Since the mineralized dentin is very slowly remodeled (Yeomans and Urist, 1967; Kim, et al., 2014; Andersson, 2010) in comparison to cortical bone or most biomaterials, the esthetic and structure pattern of the alveolar crest and mucoperiosteum is maintained for years. Teeth and jawbone have a high level of affinity, having a similar chemical structure and composition. Therefore, the authors and others (Kim, et al., 2011; Murata, et al., 2011; Kim, 2012) propose that extracted non-functional teeth or periodontally involved teeth should not be discarded any more.
Extracted teeth can become autogenous dentin, ready to be grafted within 15 minutes after extraction. We consider autogenous dentin as the gold standard graft for socket preservation, bone augmentation in sinuses, or filling bone defects.

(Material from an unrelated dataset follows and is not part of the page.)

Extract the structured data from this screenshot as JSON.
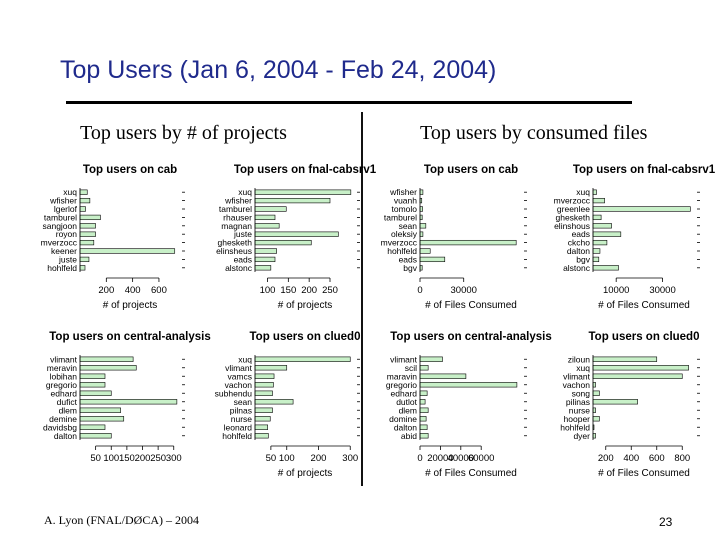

The Smart Dentin Grinder is distributed by Kometa Bio. Drs. Itzhak Binderman and Lari Sapoznikov helped to develop the Smart Dentin Grinder and have shares in Kometa Bio Ltd., the company responsible for distributing the device.
Drs. Gideon Hallel, Casap Nardy, and Avinoam Yaffe have no conflict of interest. They participated actively in providing clinical cases and their follow-ups.